Le totalitarisme est caractéristique d’une époque qui semble révolue depuis la fin de la Guerre froide. Pourtant, pour Marc Weinstein, professeur d’anthropologie philosophique et littéraire et auteur de L’évolution totalitaire de l’Occident (2015), nous connaissons encore aujourd’hui une tendance totalitaire sous la forme du néolibéralisme. Le néolibéralisme est le moment actuel d’une évolution totalitaire qui est en réalité propre à la société industrielle mondiale, laquelle, par un processus d’uniformisation sociale et psychique, tend à réaliser le rêve mégalomane du début du XXe siècle : changer les hommes et les âmes, voire les rendre superflus.
Louise Bosq (Élucid) : Qu’est-ce qui vous a amené à caractériser notre époque comme « totalitaire » ?
Marc Weinstein : J’ai travaillé comme professeur à l’université de Kiev et de Moscou pendant les quatre dernières années de l’URSS, entre la catastrophe de Tchernobyl (1986) et la chute du soviétisme (1991). J’ai donc une certaine expérience sensible du totalitaire. À mon retour en France, j’ai été frappé par les ressemblances qui rapprochaient le soviétisme totalitaire et le néolibéralisme occidental. Après la disparition de l’URSS, le néolibéralisme est resté seul vainqueur et ses traits totalitaires se sont encore accentués, de sorte qu’aujourd’hui, quand on parle de certaines tendances à l’œuvre en France, en Hongrie, en Israël ou aux États-Unis, il ne me paraît plus suffisant de parler de libéralisme autoritaire (1).
Il n’y a ici aucune surenchère conceptuelle ou polémique – simplement, l’expérience de vie me permet de dire que les tendances totalitaires du modernisme, que ce soit en URSS ou dans l’Occident mondialisé après la fin de l’URSS, se ressemblent sur un point essentiel : l’asphyxie de la société sensible-sensée sous la pression de la grande industrie et de l’action de ses représentants étatiques.
Élucid : Pouvez-vous nous en dire plus sur ces ressemblances ?
Marc Weinstein : Pour penser ces ressemblances, il faut poser deux préalables.

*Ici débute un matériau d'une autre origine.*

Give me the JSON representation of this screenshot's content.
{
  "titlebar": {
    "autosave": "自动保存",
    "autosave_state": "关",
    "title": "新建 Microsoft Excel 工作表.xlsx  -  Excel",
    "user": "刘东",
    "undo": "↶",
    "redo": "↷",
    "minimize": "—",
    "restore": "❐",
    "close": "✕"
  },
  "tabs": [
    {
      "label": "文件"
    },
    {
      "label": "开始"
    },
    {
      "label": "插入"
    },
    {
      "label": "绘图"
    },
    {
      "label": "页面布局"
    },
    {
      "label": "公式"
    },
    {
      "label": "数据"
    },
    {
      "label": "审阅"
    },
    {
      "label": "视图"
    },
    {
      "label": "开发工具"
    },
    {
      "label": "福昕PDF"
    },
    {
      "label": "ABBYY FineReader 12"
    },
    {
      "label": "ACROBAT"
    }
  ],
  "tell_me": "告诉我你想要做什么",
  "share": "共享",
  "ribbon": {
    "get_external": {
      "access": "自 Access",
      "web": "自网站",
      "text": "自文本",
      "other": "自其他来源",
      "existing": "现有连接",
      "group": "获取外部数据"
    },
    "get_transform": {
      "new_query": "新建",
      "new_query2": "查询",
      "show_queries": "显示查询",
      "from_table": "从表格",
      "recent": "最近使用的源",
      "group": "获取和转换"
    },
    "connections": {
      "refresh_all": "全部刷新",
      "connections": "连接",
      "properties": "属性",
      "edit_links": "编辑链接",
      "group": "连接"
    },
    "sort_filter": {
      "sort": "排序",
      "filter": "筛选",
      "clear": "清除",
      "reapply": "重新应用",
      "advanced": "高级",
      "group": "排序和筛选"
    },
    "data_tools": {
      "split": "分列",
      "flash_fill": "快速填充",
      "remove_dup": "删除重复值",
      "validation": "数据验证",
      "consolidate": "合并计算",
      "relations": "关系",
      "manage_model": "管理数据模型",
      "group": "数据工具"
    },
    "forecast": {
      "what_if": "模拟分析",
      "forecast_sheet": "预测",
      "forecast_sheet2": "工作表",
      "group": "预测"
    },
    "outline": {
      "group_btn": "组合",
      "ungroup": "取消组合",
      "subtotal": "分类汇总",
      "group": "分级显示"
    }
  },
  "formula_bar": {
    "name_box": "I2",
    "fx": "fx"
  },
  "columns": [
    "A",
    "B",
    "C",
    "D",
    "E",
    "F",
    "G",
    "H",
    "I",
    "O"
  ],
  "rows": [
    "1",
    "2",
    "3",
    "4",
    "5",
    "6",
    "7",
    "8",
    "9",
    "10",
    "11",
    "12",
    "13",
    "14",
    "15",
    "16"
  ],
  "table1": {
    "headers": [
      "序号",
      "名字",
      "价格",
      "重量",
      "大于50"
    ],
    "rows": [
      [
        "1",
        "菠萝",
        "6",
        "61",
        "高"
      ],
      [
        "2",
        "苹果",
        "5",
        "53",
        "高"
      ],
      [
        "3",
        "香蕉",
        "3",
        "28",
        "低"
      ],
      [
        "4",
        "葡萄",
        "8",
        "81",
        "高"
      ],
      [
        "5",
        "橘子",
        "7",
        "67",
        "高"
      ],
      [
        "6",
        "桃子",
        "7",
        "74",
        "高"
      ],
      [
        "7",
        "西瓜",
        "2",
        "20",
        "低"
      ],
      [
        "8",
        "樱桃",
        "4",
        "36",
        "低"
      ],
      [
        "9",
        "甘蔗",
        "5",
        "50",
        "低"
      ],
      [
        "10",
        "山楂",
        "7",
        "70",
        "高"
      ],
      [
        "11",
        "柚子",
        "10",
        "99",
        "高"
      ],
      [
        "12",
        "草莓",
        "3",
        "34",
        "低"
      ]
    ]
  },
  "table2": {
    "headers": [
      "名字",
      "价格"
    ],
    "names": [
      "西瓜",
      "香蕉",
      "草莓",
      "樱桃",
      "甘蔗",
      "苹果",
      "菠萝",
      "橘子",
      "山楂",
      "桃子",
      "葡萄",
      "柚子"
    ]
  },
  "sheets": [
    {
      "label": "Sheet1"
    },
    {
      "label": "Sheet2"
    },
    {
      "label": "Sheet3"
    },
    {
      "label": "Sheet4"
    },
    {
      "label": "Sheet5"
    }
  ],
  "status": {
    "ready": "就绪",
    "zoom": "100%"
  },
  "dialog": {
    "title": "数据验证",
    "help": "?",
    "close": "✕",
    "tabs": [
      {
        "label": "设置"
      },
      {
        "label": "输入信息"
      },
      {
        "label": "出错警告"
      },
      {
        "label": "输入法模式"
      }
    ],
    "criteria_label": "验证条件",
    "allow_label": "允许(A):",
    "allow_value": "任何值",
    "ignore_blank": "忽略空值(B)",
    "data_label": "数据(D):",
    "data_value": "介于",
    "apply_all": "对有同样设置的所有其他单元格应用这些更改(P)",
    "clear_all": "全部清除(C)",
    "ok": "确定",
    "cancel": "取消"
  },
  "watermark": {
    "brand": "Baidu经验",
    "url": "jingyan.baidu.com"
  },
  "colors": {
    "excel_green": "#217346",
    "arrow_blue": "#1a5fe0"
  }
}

Dans un premier temps, il faut distinguer la structure totalitaire et la conjoncture autoritaire (terreur, mesures dictatoriales), même si elles peuvent être parfois liées. La terreur d’État nazie, par exemple, est à la fois conjoncturelle et structurelle (dans les camps, l’extermination se déroule de façon industrielle). Mais on peut aussi avoir de la dictature sans structure totalitaire (l’autoritarisme de Salazar dans le Portugal rural des années 1930-1960). Inversement, on peut avoir du totalitaire sans camps de concentration (l’URSS post-stalinienne qui démantèle progressivement le Goulag est encore de structure totalitaire jusqu’en 1991).